Some limitations of the study are inherent in the study design. With reference to possible selection bias, our study was not population-based, but cases were identified in the major teaching and general hospitals of the area under surveillance, and the participation was almost complete. As for controls, these were from comparable catchment areas as cases and their participation rate was high and similar to that of cases (> 95%); further, we excluded patients admitted for chronic conditions or for diseases related to diet modifications or known risk factors for colorectal cancer. The similar interview setting of cases and controls provides reassurance against potential information bias. Recall bias and measurement error in dietary assessment using an FFQ is difficult to avoid in a case–control study. However, the FFQ gave satisfactory results when tested for reproducibility and validity of fiber intake and other food components [38, 40]. With regard to confounding, we were able to consider a number of possible confounding factors in the analysis. The intake of selected prebiotics, namely ITFs and raffinose, appeared associated with some risk factors for colorectal cancer (e.g., low physical activity, current smoking and alcohol intake); such potential confounders were taken into account in multiple adjusted models. Any residual confounding may have led, if anything, to underestimation of the association with raffinose intake or masking an association with ITFs. Allowance for total fiber intake may be considered an over-adjustment, and is provided as a sensitivity analysis. OR without allowance for total fiber give more valid estimates. Another limitation relates to the application of results from food content analyses conducted in 2021 to dietary intakes collected in the 1990s’. However, no prior data on the prebiotic content of Italian foods were available and those from other countries were limited and scattered across studies using different methodologies. Linking dietary data to food composition data collected at different time points, when contemporary data are not available, is a common approach in nutritional studies [53].

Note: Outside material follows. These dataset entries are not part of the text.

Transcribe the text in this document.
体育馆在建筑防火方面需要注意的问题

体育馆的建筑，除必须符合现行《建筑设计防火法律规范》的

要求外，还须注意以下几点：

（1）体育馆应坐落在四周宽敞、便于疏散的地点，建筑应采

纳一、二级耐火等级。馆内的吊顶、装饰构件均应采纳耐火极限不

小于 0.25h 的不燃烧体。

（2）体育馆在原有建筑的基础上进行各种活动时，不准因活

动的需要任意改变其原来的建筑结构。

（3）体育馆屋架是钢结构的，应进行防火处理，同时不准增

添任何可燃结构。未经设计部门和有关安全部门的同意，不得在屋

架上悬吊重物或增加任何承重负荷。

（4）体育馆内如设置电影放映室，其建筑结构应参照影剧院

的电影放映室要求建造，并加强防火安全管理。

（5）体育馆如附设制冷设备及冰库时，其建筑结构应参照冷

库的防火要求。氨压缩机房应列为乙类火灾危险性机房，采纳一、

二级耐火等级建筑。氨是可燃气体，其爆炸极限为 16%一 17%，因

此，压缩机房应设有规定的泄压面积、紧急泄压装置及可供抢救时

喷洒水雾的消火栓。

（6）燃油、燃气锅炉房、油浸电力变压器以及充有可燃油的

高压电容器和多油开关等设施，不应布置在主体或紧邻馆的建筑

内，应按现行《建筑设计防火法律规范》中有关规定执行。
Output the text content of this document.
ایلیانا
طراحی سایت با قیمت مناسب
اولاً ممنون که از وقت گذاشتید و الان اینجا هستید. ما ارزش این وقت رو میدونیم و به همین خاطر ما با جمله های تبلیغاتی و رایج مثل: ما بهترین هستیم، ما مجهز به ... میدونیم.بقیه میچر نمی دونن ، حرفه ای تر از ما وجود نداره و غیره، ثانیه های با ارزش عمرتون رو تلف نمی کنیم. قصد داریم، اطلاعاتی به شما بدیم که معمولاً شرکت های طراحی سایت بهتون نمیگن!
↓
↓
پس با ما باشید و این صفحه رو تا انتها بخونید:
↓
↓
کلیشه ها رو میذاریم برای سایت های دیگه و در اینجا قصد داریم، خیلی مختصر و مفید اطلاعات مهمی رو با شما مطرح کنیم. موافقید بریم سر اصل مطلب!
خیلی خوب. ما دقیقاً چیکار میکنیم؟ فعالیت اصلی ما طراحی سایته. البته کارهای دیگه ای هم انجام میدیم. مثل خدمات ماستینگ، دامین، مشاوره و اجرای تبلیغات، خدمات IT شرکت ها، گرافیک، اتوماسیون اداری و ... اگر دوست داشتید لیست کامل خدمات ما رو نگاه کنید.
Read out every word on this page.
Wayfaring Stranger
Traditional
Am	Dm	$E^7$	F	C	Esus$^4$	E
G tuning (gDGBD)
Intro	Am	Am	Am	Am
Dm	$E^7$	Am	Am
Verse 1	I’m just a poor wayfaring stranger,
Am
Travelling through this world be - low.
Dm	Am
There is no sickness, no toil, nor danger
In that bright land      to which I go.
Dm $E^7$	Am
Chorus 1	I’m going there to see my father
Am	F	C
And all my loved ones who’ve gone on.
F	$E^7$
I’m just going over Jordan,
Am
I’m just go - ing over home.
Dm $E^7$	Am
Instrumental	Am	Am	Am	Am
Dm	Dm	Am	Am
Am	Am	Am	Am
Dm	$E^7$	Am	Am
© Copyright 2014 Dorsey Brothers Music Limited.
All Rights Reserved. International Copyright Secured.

Accurate estimation of dietary prebiotic intake may be challenging due to the lack of published food composition data and heterogeneity in methodologies. Furthermore, the definition of ITFs is not universally agreed. For the purpose of our study, we quantified through laboratory analysis the amount of ITFs, nystose, kestose, 1F-β-fructofuranosylnystose, raffinose and stachyose in individual foods (e.g., flour, specific legumes, fruits and vegetables) as well as in recipes (e.g., bread, pasta, biscuits) and applied such determinations to the self-reported weekly frequency of consumption of foods, groups of foods, or recipes obtained from the FFQ. When a single item included different foods or recipes, these were assigned a relative proportion according to nationally representative data. The FFQ used for the present study was not specifically designed to measure the intake of prebiotic fibers and, although the main sources of prebiotics were addressed, it did not include items on certain foods rich in prebiotic fibers such as rye products, spelt, Jerusalem artichoke, breakfast cereal products, oats and soya beans [29,30,31,32,33,34], which, however, are infrequently consumed in Italy. In addition, the FFQ distinguished between wholegrain and non-wholegrain only for bread. In any case, possible misclassification of prebiotic intake should not be unbalanced between cases and controls.

Total ITFs was only quantified in 6 foods assessed in our FFQ, with garlic having by far the highest content. The FFQ collected information on usual garlic consumption in three categories: nonuse or low use, intermediate use, and high use. In our main analysis, we estimated subject’s garlic intake based on a standard amount of garlic in each recipe. When, in an additional sensitivity analysis, we weighted subject’s garlic intake based on the reported qualitative indicator of consumption (i.e., multiplying the intake by 0.2 for nonuse or low use and by 1.8 for high use), we obtained a slightly lower mean total ITFs intake, and similar OR for the association between ITFs intake and colorectal cancer (data not shown).

In conclusion, the present study suggests an inverse association between selected prebiotic fibers, i.e., those of the GOSs family, and colorectal cancer risk.